Country co-ordinator for Afghanistan at Amnesty International, Nigina Zarifi, said the human rights organisation also had a long list of at-risk Afghans they were trying to evacuate but criticised the lack of support or answers from the UK government.
“People are losing trust,” Ms Zarifi said. “We want firmer answers from the government … the slow response from the UK government is risking lives.”
Under the radar
Amid the country’s stalled banking system and fears of Taliban persecution, there are worries that those at risk will soon run out of money and become unreachable as they go into hiding.
Foreign Office minister James Cleverly promised on Thursday that all correspondence from MPs about rescuing Afghans fleeing the Taliban would be answered by next Thursday.
The minister was responding to an urgent question raised after the prime minister promised all letters and emails from MPs on the matter would be answered by the end of Monday, September 6.
“Since the completion of the evacuation phase we have been urgently working through the correspondence including the hundreds of letters we received from MPs and peers many of which contained multiple cases,” Mr Cleverly told the Commons, adding that more than 100 additional staff had been assigned to work through the caseload.
Former Labour minister and current MP, Chris Bryant, said the government’s approach was a “shambles” and called for a “single point of contact” for all cases raised by MPs.
Ms Smith said that new hotline numbers had been set up for peers to follow up on evacuation plans, but said it was necessary to continue pushing the government on individual cases.
On Thursday, the UK’s Foreign Secretary Dominic Raab confirmed that 13 British nationals had been safely evacuated from Kabul to Doha. Mr Raab said he expected the Taliban to keep their commitment to allow safe passage for those who want to leave, however there are still no clear plans for how and when the thousands of remaining Afghans who are eligible for resettlement abroad would be transported.
Those who were lucky enough to have made it out while evacuations were still under way remain fearful for those left behind. Under ARAP, Mr Aziz was only allowed to bring his wife and children under 18 years old, but he is worried for the safety of his two adult children, particularly his daughter, who are still in Kabul.
Hailing from the Panjshir Valley, the heartland of anti-Taliban resistance, Mr Aziz is worried his children will be taken and harmed by the Taliban for being a part of the minority community. The hard-line rulers are reportedly searching homes door-to-door, pushing many Afghans into hiding.
“We’re worried the Taliban will do to the Panjshir what ISIS did to the Yazidis,” he said. “Everyone here is concerned about their family members back home.”
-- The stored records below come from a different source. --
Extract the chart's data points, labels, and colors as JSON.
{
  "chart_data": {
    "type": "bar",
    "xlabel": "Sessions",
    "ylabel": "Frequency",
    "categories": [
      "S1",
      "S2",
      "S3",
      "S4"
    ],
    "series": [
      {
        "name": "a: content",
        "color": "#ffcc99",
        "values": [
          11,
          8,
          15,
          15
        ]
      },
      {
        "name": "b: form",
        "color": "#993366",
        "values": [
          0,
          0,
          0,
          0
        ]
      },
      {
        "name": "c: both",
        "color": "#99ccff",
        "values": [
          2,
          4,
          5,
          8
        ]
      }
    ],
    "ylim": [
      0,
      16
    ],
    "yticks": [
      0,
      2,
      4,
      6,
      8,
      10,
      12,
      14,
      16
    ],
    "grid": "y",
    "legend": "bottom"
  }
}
The ACAA is playing a large role in comforting worried Afghans in the UK and facilitating applications made on their behalf to bring over remaining family. Since the fall of Kabul, the organisation has registered 7,000 people on their system and sent two containers of clothes, toys and sanitary items to several hotels in and around London where Afghans are staying.
The association’s founder, Dr Nooralhaq Nasimi, said his repeated requests to work in co-ordination with the Home Office had gone unanswered.
“The last few weeks have shown how important partnership is … we welcome working with the Home Office during this difficult time,” he said.